There are daffodils pushing up new growth in frost-free ground. These are not the new bulbs I planted last fall that shot up in November and have failed to die back. They are well established, and are responding to the unusual warmth and moisture in the soil as if Spring were just around the corner and not 11 weeks away. There are soft green buds on the lilacs. We have not had more than a brief dusting of snow all season.
Most ominously, the sugar maple in our back yard is weeping sap from the drill holes of a woodpecker and ants swarm at the openings. The sap is rising on 12th night. Last year the first run came unusually early in late January. This was my post at that time on what I feared was a sign of things to come. My fears seem to have been justified.

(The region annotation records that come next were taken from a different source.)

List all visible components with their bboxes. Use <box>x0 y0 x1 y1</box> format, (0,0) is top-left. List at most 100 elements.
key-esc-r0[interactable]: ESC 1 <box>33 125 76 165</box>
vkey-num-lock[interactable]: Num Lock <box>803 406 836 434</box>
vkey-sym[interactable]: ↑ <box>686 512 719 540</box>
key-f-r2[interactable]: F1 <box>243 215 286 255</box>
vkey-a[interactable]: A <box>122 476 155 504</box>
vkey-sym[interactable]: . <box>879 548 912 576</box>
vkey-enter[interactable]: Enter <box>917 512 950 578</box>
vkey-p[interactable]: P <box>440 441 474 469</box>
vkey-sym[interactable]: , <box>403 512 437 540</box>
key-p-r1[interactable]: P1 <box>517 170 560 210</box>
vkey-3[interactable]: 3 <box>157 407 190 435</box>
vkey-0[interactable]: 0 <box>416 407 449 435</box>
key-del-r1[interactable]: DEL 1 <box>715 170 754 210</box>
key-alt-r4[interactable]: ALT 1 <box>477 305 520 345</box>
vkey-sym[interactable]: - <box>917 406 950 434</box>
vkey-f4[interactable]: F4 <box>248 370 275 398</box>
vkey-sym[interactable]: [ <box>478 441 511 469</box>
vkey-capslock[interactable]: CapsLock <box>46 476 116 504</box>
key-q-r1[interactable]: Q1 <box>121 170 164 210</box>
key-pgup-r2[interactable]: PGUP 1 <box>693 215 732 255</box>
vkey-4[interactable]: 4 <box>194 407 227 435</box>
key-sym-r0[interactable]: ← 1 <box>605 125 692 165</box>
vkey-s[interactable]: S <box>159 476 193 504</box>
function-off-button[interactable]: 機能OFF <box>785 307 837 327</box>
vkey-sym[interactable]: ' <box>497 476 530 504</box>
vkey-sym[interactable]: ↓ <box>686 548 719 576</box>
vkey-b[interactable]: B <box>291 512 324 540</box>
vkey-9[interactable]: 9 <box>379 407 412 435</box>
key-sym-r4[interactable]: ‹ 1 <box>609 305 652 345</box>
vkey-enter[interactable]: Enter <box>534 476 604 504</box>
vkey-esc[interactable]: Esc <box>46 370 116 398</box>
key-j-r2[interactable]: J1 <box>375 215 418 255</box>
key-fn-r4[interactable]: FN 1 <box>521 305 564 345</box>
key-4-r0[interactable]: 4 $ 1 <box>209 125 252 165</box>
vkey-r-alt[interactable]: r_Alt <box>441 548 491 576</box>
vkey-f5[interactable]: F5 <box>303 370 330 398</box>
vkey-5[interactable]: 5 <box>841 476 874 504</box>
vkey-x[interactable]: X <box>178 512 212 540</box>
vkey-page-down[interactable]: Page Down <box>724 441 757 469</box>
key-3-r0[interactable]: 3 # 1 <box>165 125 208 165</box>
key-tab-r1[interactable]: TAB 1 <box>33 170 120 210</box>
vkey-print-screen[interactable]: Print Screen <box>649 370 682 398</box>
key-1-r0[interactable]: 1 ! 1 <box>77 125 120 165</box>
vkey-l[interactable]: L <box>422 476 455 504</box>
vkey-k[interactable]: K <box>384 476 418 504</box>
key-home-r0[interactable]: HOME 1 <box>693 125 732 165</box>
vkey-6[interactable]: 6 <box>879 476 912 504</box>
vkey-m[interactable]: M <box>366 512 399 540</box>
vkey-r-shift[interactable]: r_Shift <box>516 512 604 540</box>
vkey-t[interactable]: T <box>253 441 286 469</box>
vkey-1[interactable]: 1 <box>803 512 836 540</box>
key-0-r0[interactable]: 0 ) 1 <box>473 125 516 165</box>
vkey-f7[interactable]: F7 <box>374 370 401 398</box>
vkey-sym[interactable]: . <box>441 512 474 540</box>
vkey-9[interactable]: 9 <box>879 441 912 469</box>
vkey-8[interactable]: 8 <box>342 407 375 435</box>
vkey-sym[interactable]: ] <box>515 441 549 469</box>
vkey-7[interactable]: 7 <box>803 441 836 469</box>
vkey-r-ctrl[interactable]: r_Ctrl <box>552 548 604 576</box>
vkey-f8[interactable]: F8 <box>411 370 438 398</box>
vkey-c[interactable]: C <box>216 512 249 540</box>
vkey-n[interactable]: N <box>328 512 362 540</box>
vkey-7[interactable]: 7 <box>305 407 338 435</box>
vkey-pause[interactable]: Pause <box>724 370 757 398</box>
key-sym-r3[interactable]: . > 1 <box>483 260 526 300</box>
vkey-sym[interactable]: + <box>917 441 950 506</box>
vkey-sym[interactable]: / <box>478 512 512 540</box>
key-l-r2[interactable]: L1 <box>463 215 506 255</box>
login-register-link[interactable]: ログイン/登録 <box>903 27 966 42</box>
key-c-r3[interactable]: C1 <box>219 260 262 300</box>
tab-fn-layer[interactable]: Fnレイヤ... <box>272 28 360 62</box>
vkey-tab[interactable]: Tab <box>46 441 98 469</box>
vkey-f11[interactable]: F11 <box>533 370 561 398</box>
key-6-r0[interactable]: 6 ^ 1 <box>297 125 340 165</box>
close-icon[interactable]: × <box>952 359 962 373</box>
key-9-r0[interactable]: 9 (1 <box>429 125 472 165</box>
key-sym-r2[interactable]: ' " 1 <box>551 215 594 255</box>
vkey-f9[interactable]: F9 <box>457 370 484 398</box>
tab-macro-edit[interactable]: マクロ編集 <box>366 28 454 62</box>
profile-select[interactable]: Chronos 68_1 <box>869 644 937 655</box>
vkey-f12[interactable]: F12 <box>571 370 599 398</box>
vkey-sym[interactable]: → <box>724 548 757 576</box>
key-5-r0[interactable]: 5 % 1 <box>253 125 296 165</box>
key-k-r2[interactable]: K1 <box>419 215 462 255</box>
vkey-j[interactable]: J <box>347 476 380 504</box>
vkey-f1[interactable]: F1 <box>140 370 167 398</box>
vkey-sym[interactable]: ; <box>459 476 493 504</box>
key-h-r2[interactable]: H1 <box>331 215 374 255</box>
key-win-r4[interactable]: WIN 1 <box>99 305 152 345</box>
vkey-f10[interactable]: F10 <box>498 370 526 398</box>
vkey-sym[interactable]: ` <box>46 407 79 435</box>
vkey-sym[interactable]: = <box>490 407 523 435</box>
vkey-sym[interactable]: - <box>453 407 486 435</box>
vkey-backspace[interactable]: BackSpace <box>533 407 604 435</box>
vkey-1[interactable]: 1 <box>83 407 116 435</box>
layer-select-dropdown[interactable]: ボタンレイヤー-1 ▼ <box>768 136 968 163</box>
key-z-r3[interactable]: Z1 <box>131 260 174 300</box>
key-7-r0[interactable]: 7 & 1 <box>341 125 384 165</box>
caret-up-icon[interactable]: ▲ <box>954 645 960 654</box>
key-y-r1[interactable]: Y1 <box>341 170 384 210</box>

This is no January thaw. In very significant ways, we have simply bypassed winter.
Most climate change models predict that Sugar maple will vanish from the New England landscape during this century. Even the few that show a limited persistence vastly diminish their representation in the northern forest and drive them completely from southern New England. The trees simply will not have sufficient dormancy and temperature variation to maintain viability.
The implications for sugar producers and rural economies that rely on autumn leaf peepers are grave. The ecological costs may be even greater. Sugar maple is a larval host for nearly 40 species of moths and butterflies.
I may choose not to tap our tree this year. We love its spreading crown and welcome shade too much to risk asking it too give more than it should after such a winter. A few more years without winter and I'll put the spiles and buckets away for good.